According to planespotters data, the aircraft was more than 43.2 years old at the time of sale.
Sale & Disposal — Removing the “Cobweb”
Air India has now completed the sale and transfer of VT-EHH. The buyer’s identity and financial details were not publicly disclosed.
According to Wilson, the disposal “isn’t unusual,” but the fact that they didn’t know they even owned it makes the case exceptional.
Why It Happened: Legacy Issues & Asset Management Gaps
Weak Documentation Legacy
The plane’s disappearance from internal records points to long-standing issues in asset tracking during Air India’s state-run era. After years of neglect, the aircraft was simply forgotten — no maintenance schedule, no insurance file, no depreciation record.
Institutional Memory Loss
Over decades, with management changes, organizational restructuring, and even privatization, VT-EHH remained off radar. The oversight was only corrected after airport staff flagged its presence — which prompted an internal audit.
Privatization Fallout
Air India’s takeover by Tata Group in 2022 included a major clean-up of legacy assets, vendor contracts, and documentation systems. The rediscovery of this aircraft has been framed as part of that effort to modernize and properly account for the airline’s inherited legacy.
Risks, Symbolism & Broader Implications
Financial & Operational Risk
Liability risk: An untracked aircraft is a risk — for insurance, maintenance backlog, or even environmental exposure.

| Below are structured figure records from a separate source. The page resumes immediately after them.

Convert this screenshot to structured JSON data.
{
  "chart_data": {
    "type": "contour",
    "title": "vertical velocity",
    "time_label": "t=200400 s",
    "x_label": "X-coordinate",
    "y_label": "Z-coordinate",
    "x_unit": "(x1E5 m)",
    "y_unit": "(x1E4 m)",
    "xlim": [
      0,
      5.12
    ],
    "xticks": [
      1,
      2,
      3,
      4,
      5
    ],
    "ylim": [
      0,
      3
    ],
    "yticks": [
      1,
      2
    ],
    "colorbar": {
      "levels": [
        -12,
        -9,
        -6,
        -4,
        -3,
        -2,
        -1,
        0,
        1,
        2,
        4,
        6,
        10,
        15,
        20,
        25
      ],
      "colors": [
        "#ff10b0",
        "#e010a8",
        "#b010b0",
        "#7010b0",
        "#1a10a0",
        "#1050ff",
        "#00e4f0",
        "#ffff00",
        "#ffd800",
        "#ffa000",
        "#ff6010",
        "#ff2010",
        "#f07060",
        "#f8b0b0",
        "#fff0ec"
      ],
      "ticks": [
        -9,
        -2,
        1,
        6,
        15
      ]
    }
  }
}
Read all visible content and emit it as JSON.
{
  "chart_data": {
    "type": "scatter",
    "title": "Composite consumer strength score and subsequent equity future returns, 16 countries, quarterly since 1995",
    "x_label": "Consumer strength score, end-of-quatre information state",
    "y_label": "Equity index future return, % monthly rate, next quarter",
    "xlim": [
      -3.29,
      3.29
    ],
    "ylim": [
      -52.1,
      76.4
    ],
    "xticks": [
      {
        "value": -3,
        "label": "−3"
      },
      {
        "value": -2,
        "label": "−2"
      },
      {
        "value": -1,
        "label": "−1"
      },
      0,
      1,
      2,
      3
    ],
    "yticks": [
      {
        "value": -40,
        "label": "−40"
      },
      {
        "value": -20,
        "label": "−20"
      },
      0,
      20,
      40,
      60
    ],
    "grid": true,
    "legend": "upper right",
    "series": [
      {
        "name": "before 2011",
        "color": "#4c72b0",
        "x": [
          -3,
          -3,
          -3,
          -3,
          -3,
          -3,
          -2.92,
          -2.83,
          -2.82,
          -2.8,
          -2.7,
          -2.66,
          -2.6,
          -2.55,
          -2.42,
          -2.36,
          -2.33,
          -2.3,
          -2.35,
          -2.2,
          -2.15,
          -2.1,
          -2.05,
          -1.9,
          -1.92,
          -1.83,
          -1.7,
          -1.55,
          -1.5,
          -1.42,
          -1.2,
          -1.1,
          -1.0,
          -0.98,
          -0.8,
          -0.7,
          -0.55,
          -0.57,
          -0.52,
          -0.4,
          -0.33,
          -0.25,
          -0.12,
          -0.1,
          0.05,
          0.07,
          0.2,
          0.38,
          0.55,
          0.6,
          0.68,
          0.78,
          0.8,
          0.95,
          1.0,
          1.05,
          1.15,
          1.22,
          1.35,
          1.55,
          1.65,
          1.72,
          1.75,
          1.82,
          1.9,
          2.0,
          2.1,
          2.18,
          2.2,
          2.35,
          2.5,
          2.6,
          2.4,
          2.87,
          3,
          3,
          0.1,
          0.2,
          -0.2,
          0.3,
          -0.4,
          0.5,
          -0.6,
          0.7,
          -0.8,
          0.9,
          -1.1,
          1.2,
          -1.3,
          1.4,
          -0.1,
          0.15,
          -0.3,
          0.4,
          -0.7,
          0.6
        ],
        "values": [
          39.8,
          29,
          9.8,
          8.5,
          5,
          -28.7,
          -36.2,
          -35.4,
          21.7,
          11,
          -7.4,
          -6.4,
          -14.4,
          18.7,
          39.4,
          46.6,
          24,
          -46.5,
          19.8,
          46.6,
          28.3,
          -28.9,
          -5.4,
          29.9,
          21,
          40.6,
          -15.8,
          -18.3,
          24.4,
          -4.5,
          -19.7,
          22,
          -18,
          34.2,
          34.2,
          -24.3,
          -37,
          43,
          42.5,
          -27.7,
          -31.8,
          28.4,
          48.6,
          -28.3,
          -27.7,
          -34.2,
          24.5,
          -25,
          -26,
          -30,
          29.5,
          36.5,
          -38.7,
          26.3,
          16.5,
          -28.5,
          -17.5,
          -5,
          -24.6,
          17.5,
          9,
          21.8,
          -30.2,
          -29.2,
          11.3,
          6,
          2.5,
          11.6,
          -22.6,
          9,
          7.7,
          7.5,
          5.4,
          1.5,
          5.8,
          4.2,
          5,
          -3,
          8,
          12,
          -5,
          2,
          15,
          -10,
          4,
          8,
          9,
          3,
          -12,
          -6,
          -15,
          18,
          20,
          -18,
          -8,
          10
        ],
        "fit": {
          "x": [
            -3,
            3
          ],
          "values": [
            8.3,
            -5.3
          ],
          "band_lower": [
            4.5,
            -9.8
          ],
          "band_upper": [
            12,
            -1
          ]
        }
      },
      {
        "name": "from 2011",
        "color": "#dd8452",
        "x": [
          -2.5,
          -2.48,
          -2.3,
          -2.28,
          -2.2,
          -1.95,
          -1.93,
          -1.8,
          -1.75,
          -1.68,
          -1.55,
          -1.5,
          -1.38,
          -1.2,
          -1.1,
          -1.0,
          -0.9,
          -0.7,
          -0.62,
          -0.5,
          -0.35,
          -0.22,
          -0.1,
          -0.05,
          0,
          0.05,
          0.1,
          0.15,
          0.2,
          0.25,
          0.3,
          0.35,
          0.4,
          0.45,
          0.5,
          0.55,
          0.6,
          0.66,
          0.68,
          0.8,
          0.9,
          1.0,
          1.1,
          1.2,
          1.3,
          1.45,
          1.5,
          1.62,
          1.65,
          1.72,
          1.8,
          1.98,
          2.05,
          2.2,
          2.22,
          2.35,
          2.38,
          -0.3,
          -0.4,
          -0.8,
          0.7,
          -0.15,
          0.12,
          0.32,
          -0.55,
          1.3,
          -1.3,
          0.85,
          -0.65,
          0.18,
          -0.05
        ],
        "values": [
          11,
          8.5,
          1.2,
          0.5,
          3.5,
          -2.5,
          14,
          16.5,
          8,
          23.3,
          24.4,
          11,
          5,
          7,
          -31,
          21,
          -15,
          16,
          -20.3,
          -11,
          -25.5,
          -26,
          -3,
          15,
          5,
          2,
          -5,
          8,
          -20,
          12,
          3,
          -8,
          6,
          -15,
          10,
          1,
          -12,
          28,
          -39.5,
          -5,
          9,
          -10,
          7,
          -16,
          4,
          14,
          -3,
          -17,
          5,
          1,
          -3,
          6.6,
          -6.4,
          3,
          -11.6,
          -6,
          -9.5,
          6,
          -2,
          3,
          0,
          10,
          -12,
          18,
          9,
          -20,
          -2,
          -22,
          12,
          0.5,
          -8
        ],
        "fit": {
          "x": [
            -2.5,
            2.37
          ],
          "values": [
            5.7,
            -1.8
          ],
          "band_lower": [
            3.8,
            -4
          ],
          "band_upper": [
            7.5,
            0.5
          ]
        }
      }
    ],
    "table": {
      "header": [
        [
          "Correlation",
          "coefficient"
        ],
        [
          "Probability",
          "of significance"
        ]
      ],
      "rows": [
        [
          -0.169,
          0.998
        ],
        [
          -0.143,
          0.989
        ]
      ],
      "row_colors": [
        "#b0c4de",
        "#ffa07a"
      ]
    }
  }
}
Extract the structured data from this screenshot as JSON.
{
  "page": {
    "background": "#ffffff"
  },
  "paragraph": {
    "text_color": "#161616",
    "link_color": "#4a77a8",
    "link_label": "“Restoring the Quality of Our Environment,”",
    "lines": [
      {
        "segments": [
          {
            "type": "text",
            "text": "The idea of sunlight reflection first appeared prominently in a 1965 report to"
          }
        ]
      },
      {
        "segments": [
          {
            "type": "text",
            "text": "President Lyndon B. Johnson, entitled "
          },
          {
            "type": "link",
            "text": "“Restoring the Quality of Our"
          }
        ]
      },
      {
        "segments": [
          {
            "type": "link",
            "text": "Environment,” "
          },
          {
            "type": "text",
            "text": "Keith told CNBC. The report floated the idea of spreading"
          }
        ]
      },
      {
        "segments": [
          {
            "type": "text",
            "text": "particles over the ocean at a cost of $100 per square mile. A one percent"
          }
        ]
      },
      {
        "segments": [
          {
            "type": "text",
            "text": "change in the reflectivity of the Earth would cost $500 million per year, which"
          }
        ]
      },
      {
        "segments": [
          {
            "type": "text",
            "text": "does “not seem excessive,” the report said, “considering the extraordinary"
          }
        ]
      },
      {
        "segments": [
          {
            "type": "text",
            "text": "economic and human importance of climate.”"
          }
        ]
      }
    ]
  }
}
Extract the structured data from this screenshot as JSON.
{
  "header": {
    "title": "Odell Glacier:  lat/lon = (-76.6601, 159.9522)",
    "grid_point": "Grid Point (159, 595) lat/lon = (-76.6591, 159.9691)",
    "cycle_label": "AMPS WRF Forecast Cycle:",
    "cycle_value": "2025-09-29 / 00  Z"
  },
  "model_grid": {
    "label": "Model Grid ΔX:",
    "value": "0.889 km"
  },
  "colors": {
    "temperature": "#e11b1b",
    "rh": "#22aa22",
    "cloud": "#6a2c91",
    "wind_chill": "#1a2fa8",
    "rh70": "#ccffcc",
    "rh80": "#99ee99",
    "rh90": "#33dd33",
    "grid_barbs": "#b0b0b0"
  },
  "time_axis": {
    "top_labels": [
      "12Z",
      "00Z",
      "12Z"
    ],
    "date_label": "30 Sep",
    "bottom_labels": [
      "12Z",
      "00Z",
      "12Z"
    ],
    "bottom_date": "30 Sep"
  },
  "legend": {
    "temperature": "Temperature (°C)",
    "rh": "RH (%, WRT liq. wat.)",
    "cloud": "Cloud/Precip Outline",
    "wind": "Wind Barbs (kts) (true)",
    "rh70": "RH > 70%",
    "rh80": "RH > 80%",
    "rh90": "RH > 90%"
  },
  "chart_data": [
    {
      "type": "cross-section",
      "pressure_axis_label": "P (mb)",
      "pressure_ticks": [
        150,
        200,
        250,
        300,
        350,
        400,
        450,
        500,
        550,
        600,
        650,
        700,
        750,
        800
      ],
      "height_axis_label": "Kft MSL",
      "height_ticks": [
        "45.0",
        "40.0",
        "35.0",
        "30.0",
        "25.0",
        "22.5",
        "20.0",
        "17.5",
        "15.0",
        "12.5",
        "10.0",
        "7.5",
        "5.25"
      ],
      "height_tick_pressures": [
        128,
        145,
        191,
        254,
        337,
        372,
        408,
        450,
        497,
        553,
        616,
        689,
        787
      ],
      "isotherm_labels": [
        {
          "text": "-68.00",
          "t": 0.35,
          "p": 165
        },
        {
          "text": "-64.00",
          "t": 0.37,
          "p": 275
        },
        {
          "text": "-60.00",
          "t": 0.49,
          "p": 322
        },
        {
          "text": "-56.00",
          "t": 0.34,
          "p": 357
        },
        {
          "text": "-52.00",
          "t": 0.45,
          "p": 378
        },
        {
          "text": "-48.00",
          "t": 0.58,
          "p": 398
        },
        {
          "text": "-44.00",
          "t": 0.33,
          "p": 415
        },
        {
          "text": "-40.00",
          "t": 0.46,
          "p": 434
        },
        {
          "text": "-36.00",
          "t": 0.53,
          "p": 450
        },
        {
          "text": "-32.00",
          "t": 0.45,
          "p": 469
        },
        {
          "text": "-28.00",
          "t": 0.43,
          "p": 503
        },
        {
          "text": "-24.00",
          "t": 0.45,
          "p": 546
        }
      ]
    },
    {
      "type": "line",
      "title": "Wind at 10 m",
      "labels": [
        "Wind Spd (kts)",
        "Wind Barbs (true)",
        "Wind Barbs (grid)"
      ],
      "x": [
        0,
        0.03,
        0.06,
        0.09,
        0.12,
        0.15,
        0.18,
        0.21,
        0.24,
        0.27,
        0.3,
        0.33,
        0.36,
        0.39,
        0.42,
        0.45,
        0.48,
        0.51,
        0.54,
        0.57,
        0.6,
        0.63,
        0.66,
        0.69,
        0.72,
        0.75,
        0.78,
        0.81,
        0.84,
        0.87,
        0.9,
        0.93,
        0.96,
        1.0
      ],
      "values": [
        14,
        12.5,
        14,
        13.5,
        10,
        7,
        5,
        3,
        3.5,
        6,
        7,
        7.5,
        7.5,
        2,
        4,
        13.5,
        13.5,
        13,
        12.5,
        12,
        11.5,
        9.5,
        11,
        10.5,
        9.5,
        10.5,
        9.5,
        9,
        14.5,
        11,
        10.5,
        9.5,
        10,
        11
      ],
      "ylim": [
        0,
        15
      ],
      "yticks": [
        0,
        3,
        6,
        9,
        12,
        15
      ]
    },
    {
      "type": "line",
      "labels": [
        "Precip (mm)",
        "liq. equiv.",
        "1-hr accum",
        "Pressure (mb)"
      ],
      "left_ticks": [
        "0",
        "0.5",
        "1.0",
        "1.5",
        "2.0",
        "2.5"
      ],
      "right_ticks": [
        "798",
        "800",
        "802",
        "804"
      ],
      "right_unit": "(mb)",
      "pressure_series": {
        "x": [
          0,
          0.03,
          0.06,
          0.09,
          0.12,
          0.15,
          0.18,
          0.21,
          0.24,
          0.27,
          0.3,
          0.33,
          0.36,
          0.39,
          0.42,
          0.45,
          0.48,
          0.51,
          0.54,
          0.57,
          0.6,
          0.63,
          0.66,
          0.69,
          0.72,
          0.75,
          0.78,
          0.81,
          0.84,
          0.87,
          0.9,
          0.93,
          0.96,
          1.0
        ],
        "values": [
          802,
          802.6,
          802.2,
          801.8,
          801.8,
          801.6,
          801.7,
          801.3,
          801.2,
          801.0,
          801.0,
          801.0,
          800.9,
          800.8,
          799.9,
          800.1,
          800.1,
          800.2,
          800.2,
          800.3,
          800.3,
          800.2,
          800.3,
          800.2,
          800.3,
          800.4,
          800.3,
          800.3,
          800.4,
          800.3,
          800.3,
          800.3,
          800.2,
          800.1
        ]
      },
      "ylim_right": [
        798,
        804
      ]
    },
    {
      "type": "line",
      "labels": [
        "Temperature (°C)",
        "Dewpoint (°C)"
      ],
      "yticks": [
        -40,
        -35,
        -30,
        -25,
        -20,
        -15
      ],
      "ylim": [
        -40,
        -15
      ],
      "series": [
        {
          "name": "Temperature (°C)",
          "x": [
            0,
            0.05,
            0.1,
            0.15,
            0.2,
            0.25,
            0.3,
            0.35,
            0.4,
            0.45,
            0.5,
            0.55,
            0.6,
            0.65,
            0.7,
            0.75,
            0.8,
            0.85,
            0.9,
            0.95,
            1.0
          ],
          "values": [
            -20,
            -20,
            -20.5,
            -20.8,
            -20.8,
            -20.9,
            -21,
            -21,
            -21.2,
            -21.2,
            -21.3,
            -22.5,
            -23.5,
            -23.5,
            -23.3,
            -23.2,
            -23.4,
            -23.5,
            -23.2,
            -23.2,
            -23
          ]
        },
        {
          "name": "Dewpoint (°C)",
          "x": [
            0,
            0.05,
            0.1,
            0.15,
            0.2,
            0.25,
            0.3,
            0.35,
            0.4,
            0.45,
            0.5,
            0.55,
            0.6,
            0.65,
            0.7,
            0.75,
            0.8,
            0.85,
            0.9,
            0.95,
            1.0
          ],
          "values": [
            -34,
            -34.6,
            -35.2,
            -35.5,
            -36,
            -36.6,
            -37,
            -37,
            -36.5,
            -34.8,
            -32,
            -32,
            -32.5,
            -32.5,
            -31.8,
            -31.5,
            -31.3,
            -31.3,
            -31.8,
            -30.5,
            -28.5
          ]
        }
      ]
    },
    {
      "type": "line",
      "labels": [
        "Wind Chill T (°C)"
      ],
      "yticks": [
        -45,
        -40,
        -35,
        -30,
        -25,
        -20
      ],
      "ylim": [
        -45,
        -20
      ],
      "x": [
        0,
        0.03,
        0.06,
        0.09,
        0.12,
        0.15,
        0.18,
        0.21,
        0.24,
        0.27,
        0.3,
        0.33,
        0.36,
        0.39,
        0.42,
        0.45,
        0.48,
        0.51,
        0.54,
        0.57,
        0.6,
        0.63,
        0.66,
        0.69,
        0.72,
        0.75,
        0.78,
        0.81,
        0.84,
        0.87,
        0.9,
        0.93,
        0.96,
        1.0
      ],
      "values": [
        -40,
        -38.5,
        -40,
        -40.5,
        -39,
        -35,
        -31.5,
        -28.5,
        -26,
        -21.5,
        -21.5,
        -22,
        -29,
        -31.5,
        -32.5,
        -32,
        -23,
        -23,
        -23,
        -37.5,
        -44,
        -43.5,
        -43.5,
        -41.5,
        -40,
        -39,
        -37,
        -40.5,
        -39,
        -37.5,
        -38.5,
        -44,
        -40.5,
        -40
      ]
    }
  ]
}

Regulatory risk: Civil aviation authorities may question why a “forgotten” plane stayed unaccounted for so long.
Valuation risk: During the Tata-era audit, missing assets can skew the balance sheet and valuation of the airline.
Symbolic Significance
The case of VT-EHH is emblematic of Air India grappling with legacy issues. The “Baby Boeing” represented not just an old airframe, but a reminder of how decades-old state company practices linger on — even under a modern, privatized regime.
What This Means for Air India’s Transformation
Modernization push: The event underscores the importance of rigorous record-keeping and fixed-asset management, especially for legacy carriers undergoing transformation.
Governance strength: It’s a win for transparency — Air India publicly acknowledged the mistake, verified ownership, and disposed of the asset.
Fleet renewal reaffirmed: The sale aligns with Air India’s ongoing fleet modernization. The airline has placed large orders for new aircraft, including Airbus A320 NEOs and Boeing 737 MAXes.
Memory audit: The incident may trigger broader reviews of forgotten or under-reported assets, and push the airline’s management to reconcile historical documentation gaps.
What to Watch Going Forward
Disclosure of buyer & sale value: Will Air India or regulatory bodies reveal who bought VT-EHH and for how much?
Asset audit: Whether this prompts a wider “asset rediscovery” exercise among Air India’s remaining legacy aircraft.
Fleet cleanup: Further disposals of other forgotten or non-operational aircraft might follow.
Insurance & compliance reviews: How insurers and regulators react to the fact that the aircraft was off the books.
Legacy operational risk: Will this encourage stricter procedures for documenting retired aircraft, especially in carriers with old fleets or long histories?